Böylece emekli olduktan sonra kendine bu kuyruklar sayesinde hoş bir meşgale bulmuş.
Kuyrukların yetmediği yerde alışveriş merkezlerine de gidiyormuş. Böylece vaktin nasıl geçtiğini bilmeden yaşayıp gidiyormuş. Emekli olduğu ilk yıllarda evde olunca karısının başlayan dırdırından da böylece kurtulmuş.
Adam bunları öyle hevesle anlatıyordu ki, bizimkini adeta imrendirdi. O adamla sohbet ederek epey vakit geçirdi. O adam sırası gelip parasını alıp giderken ona "seni tanıdığıma çok memnun oldum, bir dahaki maaş kuyruğunda görüşmek üzere hoşça kal" diyerek vedalaşıp gitti.
Bizimki de yavaş yavaş vezneye yaklaşıyordu. Kartını yoklanır gibi yaptı. "Eyvah evde kalmış" deyip kuyruktan çıktı. Gitti öbür kuyruğun en sonunda sıraya girdi. Böylece kuyruk değiştirerek akşamı etti.

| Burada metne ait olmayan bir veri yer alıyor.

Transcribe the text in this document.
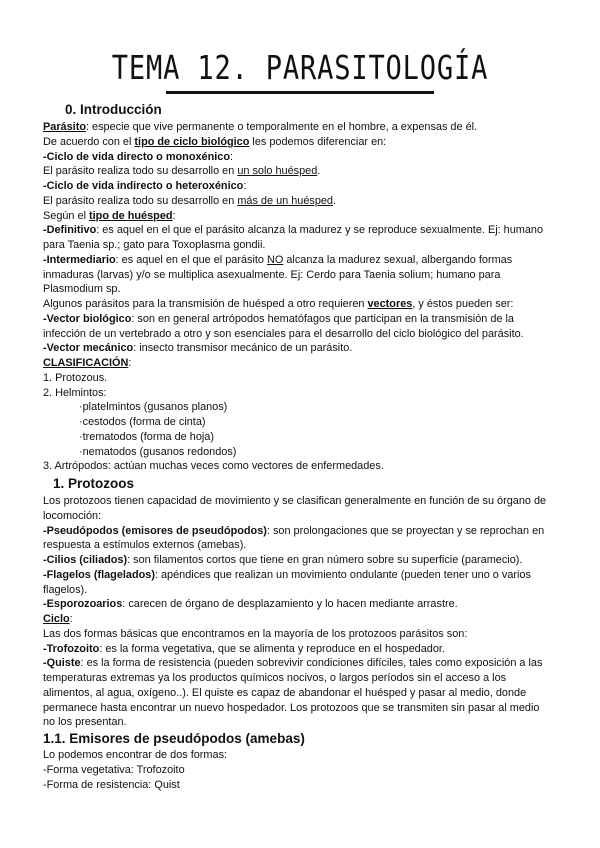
TEMA 12. PARASITOLOGÍA

0. Introducción

Parásito: especie que vive permanente o temporalmente en el hombre, a expensas de él.

De acuerdo con el tipo de ciclo biológico les podemos diferenciar en:

-Ciclo de vida directo o monoxénico:

El parásito realiza todo su desarrollo en un solo huésped.

-Ciclo de vida indirecto o heteroxénico:

El parásito realiza todo su desarrollo en más de un huésped.

Según el tipo de huésped:

-Definitivo: es aquel en el que el parásito alcanza la madurez y se reproduce sexualmente. Ej: humano

para Taenia sp.; gato para Toxoplasma gondii.

-Intermediario: es aquel en el que el parásito NO alcanza la madurez sexual, albergando formas

inmaduras (larvas) y/o se multiplica asexualmente. Ej: Cerdo para Taenia solium; humano para

Plasmodium sp.

Algunos parásitos para la transmisión de huésped a otro requieren vectores, y éstos pueden ser:

-Vector biológico: son en general artrópodos hematófagos que participan en la transmisión de la

infección de un vertebrado a otro y son esenciales para el desarrollo del ciclo biológico del parásito.

-Vector mecánico: insecto transmisor mecánico de un parásito.

CLASIFICACIÓN:

1. Protozous.

2. Helmintos:

·platelmintos (gusanos planos)

·cestodos (forma de cinta)

·trematodos (forma de hoja)

·nematodos (gusanos redondos)

3. Artrópodos: actúan muchas veces como vectores de enfermedades.

1. Protozoos

Los protozoos tienen capacidad de movimiento y se clasifican generalmente en función de su órgano de

locomoción:

-Pseudópodos (emisores de pseudópodos): son prolongaciones que se proyectan y se reprochan en

respuesta a estímulos externos (amebas).

-Cilios (ciliados): son filamentos cortos que tiene en gran número sobre su superficie (paramecio).

-Flagelos (flagelados): apéndices que realizan un movimiento ondulante (pueden tener uno o varios

flagelos).

-Esporozoarios: carecen de órgano de desplazamiento y lo hacen mediante arrastre.

Ciclo:

Las dos formas básicas que encontramos en la mayoría de los protozoos parásitos son:

-Trofozoito: es la forma vegetativa, que se alimenta y reproduce en el hospedador.

-Quiste: es la forma de resistencia (pueden sobrevivir condiciones difíciles, tales como exposición a las

temperaturas extremas ya los productos químicos nocivos, o largos períodos sin el acceso a los

alimentos, al agua, oxígeno..). El quiste es capaz de abandonar el huésped y pasar al medio, donde

permanece hasta encontrar un nuevo hospedador. Los protozoos que se transmiten sin pasar al medio

no los presentan.

1.1. Emisores de pseudópodos (amebas)

Lo podemos encontrar de dos formas:

-Forma vegetativa: Trofozoito

-Forma de resistencia: Quist
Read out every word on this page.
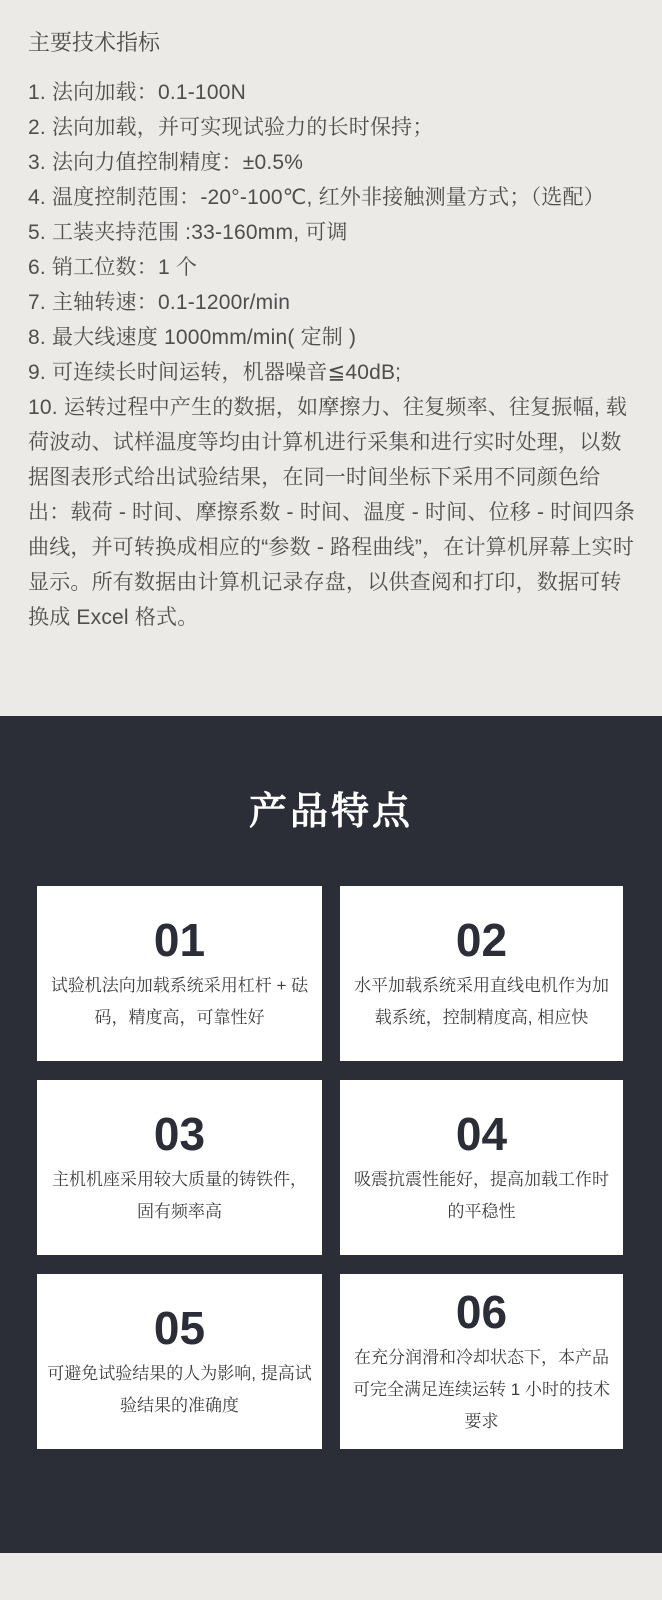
主要技术指标
1. 法向加载：0.1-100N
2. 法向加载，并可实现试验力的长时保持；
3. 法向力值控制精度：±0.5%
4. 温度控制范围：-20°-100℃, 红外非接触测量方式；（选配）
5. 工装夹持范围 :33-160mm, 可调
6. 销工位数：1 个
7. 主轴转速：0.1-1200r/min
8. 最大线速度 1000mm/min( 定制 )
9. 可连续长时间运转，机器噪音≦40dB;
10. 运转过程中产生的数据，如摩擦力、往复频率、往复振幅, 载荷波动、试样温度等均由计算机进行采集和进行实时处理，以数据图表形式给出试验结果，在同一时间坐标下采用不同颜色给出：载荷 - 时间、摩擦系数 - 时间、温度 - 时间、位移 - 时间四条曲线，并可转换成相应的“参数 - 路程曲线”，在计算机屏幕上实时显示。所有数据由计算机记录存盘，以供查阅和打印，数据可转换成 Excel 格式。
产品特点
01
试验机法向加载系统采用杠杆 + 砝码，精度高，可靠性好
02
水平加载系统采用直线电机作为加载系统，控制精度高, 相应快
03
主机机座采用较大质量的铸铁件，固有频率高
04
吸震抗震性能好，提高加载工作时的平稳性
05
可避免试验结果的人为影响, 提高试验结果的准确度
06
在充分润滑和冷却状态下，本产品可完全满足连续运转 1 小时的技术要求
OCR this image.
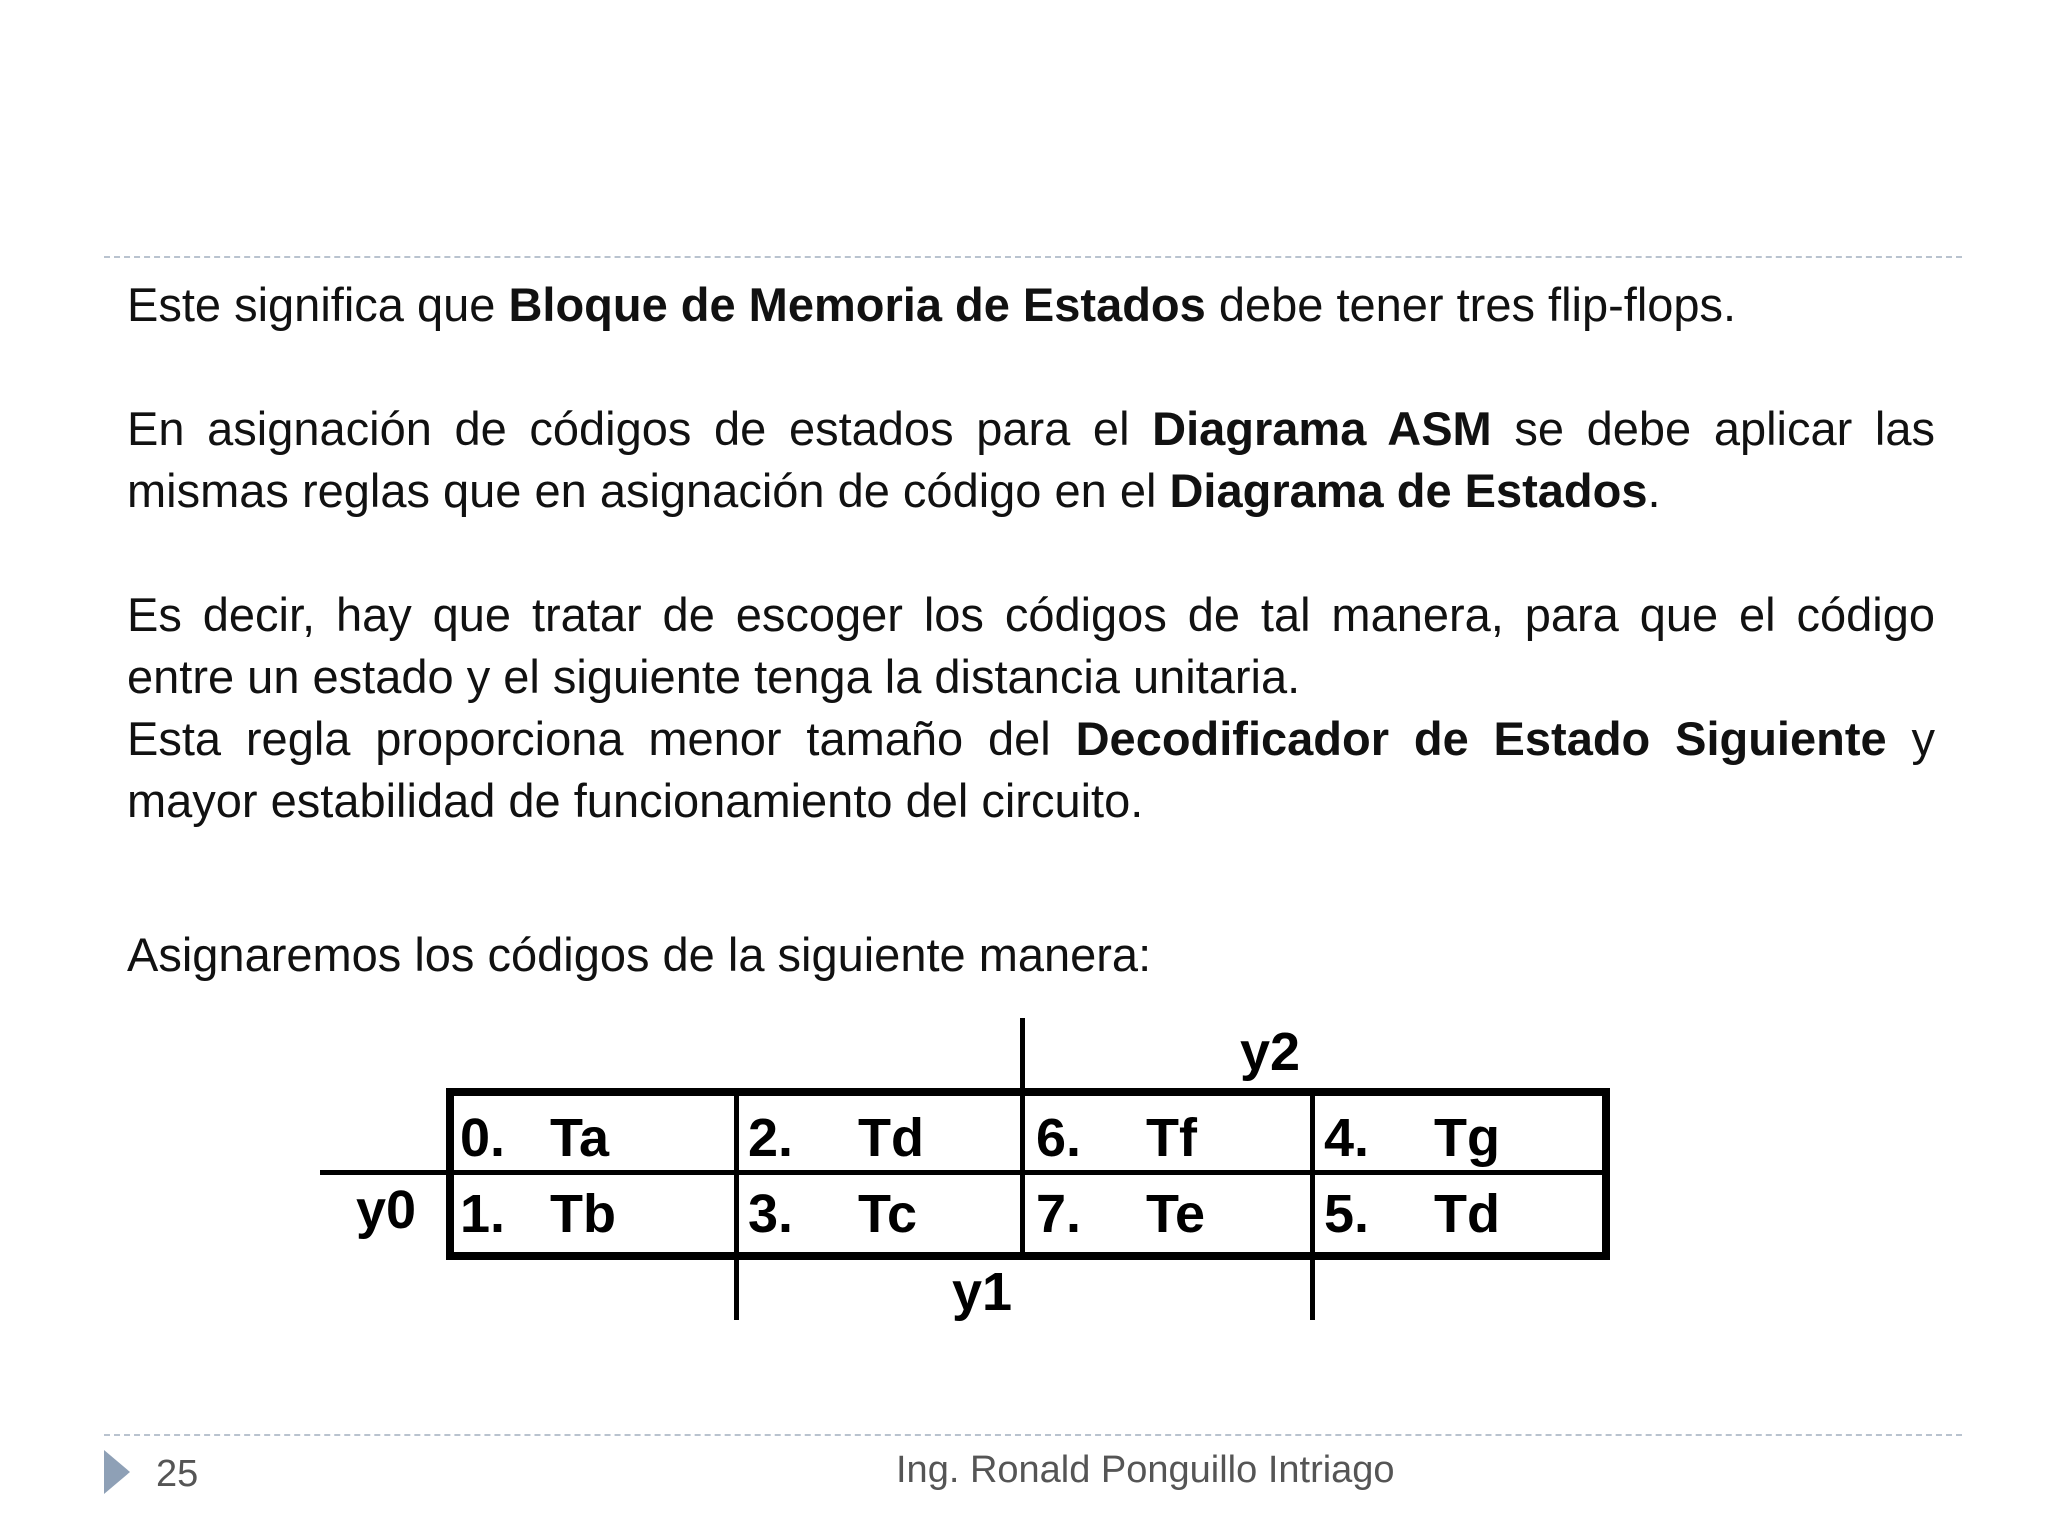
Este significa que Bloque de Memoria de Estados debe tener tres flip-flops.

En asignación de códigos de estados para el Diagrama ASM se debe aplicar las mismas reglas que en asignación de código en el Diagrama de Estados.

Es decir, hay que tratar de escoger los códigos de tal manera, para que el código entre un estado y el siguiente tenga la distancia unitaria.

Esta regla proporciona menor tamaño del Decodificador de Estado Siguiente y mayor estabilidad de funcionamiento del circuito.

Asignaremos los códigos de la siguiente manera:

y2
y0
y1
0. Ta	2. Td 6. Tf 4. Tg
1. Tb 3. Tc 7. Te 5. Td
25	Ing. Ronald Ponguillo Intriago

O günden o sonra 'o kuyruk senin bu kuyruk benim' kuyruk dolaşırken birçok yeni kuyruk dostları edindi. Bu dostlarla siyasetten ekonomiye kadar herşeyi konuşuyordu.
Bu şekilde onlarla konuşurken siyasi olarak düşündüklerini söylüyor, onların siyasi görüşlerini öğreniyor; bu şekilde kendi düşündüğüyle kuyrukların düşüncesini kıyaslayıp gelecek için kendince bir fikir edinmeye çalışıyordu.
Çünkü toplumsal yaşamın gerçeklerini yaşayanlar o kuyruktaki insanlardı. O insanların yaşadıklarında şekilleniyordu yaşam.
Onun için o kuyruklarda konuşulanlara çok önem verir olmuştu.
Orada herkes 'sanki bir daha nasıl olsa karşılaşmam düşücesyle' aklından ne geçiyorsa, ne düşünüyorsa konuşulanla ilgili yanına hiç yalan katmadan söylüyor, tartışıyorlardı.
Hatta benzer düşünceyle en özel sorunlarını bile rahatça konuşuyorlardı.
Onun için çok sevmişti kuyrukları. Bu kuyruklar sayesinde evde kalmış 'kart' kızına koca bile bulmuştu.